Я встал с места и подошёл к аквариуму с Люси – в данное время моей единственной женщиной в жизни.

– А вдруг нет? Вдруг эти воспоминания будут преследовать меня всю жизнь? Вдруг по ночам будут сниться эти её прикосновения? Здесь недалеко и крыше поехать. Невольно задумываюсь – а не совершил ли я тогда ошибку, предложив ей разъехаться. Так странно. Я собрал свои рубашки, носки, зубную щётку. Я даже забрал свою кружку с надписью «Красавчик». Но вот только не подумал о том, как буду мечтать вернуться в эту маленькую квартирку на втором этаже дома по улице Уиксли. Что меня тогда не устраивало? Наша жизнь была слишком пресной. Да к тому же Элизабет была ужасной хозяйкой. Она считала, что когда в доме идеальная чистота, он становится мёртвым, как будто там никто не живёт. Что же, внести жизнь в нашу квартирку ей удавалось. А её цветы! У неё даже кактусы погибали без воды.

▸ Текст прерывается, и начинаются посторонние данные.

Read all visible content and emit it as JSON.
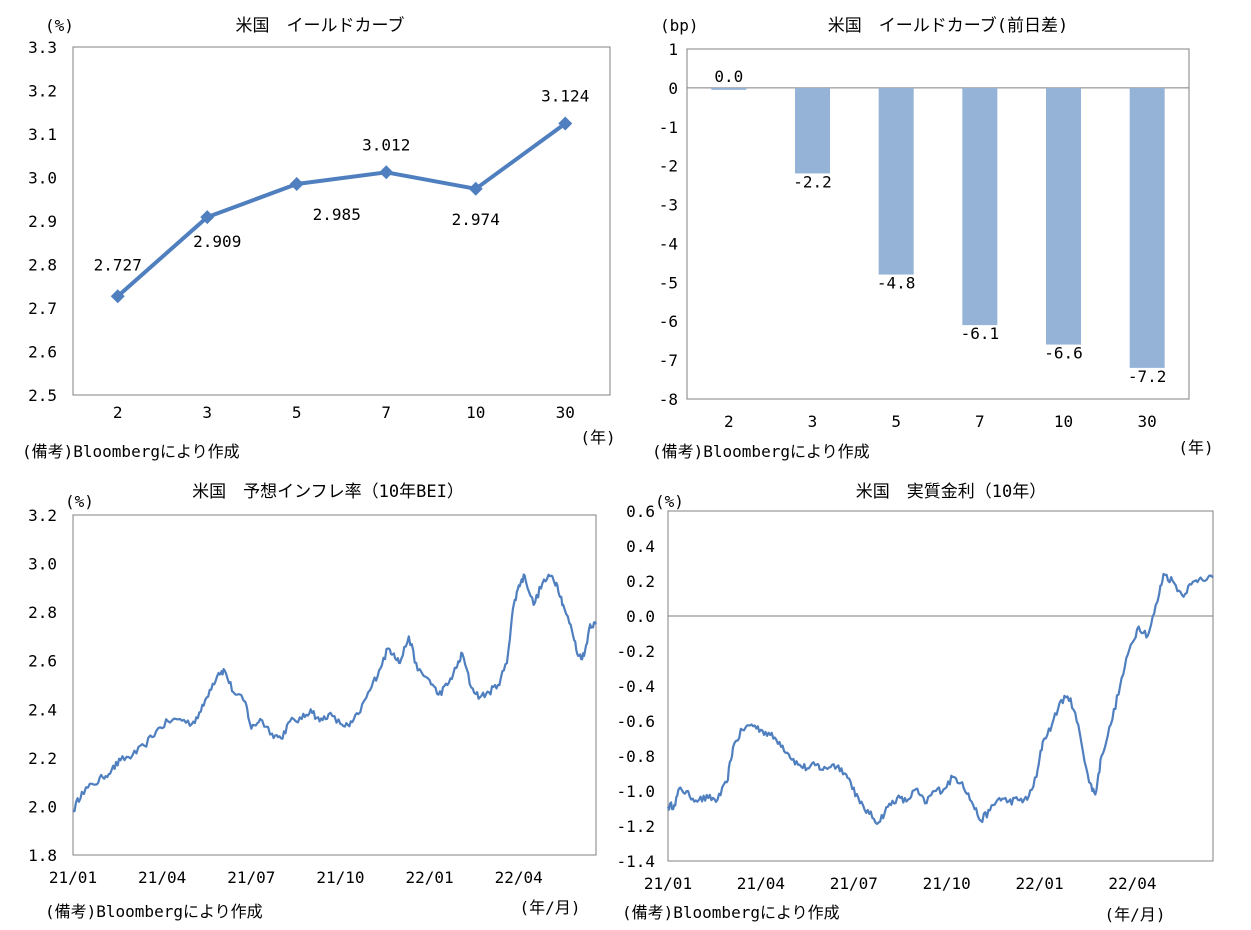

Но знаешь, что! Не это ведь главное! Лиза была удивительно… как это сейчас модно называется… вовлеченной! Она так интересовалась моими успехами. Впрочем, как и проблемами тоже. Но даже и это всё ерунда. И не это главное.

– Мне кажется, Люси приболела.

Я постучал указательным пальцем в стекло аквариума, отчего Люси вильнула плавником и спряталась за маленьким пластиковым домиком.

– Главное то, каким я был рядом с ней. Я чувствовал рядом с ней свою исключительность. Да, раньше я был совершенно другой. Особенный что ли. А сейчас, как все.

– Интересно, как она сейчас живёт, – задумчиво произнёс я.

– Возможно, вышла замуж. Возможно, у неё трое детей, худой рыжий кот и большая чёрная собака. По субботам они всей семьёй ходят в парк. А в воскресенье оставляют детей у бабушки, и идут с мужем в какое-нибудь милое местечко, где он на ухо шепчет ей то, что теперь так хочу сказать я.

– Возможно. Но возможно также, что она так и не вышла замуж. Работает в какой- нибудь крупной компании, каждый день с утра до ночи составляет графики, отвечает на звонки неуравновешенных клиентов. А по вечерам, выпив бокал вина, плачет в подушку. И возможно… Возможно, вспоминает того парня, который несколько лет назад предложил разъехаться.

Снова в воздухе повисло молчание.

– Думаю, мы слишком много выпили, Джереми. Мне пора. Завтра мой шеф решил устроить утреннее собрание. Снова будет чихвостить нас за низкий уровень продаж. И, кстати, знаешь что? Не люблю я больших чёрных собак.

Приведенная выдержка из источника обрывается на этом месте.